I’d like to start by saying that by posting this I don’t mean to mitigate the crisis going on in Ukraine today. The toll that war takes in lives and destruction dwarfs the concerns about impacting our 401ks. A better analysis in the war in Ukraine is beyond my area of expertise, but I hope and wish for a swift and peaceful end to the conflict.
That said, I’ve been naturally hearing a lot of concern about what this means for the stock market. So I’ll try to hit some FAQs:
• Is the market going to crash? I don’t know.
• Should I pull out my money and stop investing? Absolutely not.
• What should you I then? The same thing you have been doing. Live below your means. Invest early and often. Buy and hold index funds. Don’t sell anything until you retire. Never try to time the market.
What happens the next 10 years won’t be the same as any of the previous wars in this example. That’s kinda how life works. We don’t know what the future will hold. But if you use the past as any guide, the 10 years following the outbreak of US involved wars over the last century have resulted in good to great stock market returns. However, in five of the six wars in this chart, the market DID go down at some point. In the worst case, after World War II broke out, the market eventually dropped 28% from it’s beginning. Does that mean the market will drop this time? Nope. In the Iraq War, the market went straight up, never falling below the level it was at from the onset.

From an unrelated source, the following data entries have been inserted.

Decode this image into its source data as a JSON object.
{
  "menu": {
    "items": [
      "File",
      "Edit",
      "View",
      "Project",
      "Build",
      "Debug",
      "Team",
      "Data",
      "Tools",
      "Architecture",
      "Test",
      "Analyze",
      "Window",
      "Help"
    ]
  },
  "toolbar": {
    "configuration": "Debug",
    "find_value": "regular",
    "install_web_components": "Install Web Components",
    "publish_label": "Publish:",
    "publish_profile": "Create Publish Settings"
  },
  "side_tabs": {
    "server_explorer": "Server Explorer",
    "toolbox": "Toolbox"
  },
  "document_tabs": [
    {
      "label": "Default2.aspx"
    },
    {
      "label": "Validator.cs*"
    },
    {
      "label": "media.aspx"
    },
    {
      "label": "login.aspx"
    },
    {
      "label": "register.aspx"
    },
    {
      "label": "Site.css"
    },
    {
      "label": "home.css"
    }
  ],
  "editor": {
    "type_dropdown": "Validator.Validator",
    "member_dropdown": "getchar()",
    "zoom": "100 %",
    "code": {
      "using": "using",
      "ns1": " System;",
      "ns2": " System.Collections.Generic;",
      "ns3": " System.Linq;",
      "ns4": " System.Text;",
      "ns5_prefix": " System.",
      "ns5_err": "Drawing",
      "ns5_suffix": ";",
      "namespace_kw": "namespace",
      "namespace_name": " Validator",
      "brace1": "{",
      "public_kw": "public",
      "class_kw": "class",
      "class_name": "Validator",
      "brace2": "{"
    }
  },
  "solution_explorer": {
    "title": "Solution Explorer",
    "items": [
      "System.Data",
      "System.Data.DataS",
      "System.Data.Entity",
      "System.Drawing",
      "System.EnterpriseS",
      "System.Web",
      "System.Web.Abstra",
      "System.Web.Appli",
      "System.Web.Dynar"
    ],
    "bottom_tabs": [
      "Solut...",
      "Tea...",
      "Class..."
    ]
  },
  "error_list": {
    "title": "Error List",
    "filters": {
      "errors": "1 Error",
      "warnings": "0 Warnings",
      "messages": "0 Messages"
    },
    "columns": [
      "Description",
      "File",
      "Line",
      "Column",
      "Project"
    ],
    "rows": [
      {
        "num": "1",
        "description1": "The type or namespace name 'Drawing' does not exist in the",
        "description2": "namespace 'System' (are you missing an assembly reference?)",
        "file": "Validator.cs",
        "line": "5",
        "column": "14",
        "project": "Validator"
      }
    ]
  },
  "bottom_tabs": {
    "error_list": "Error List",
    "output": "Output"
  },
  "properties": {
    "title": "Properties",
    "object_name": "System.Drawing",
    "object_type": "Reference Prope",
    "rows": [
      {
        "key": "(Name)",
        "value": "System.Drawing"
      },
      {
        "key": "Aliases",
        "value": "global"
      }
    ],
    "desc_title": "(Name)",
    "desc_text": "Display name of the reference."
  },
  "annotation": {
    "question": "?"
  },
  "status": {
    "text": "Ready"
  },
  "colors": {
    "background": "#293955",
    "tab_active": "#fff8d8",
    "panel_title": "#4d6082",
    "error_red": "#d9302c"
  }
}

If the market drops 10%, will it keep dropping to 20%? Nobody knows! But we do know over long periods of time the market goes up. Any move you make in reaction to news is much more likely to hurt you than help you. Conveniently, doing nothing is also the least stressful path. You don’t have to guess about when to get in and out and the risk of locking in even worse losses.
Hold your shares. Stick to your plan. Keep buying more as scheduled. Stay the course.
As always, reminding you to build wealth by following the two PFC rules: 1.) Live below your means and 2.) Invest early and often.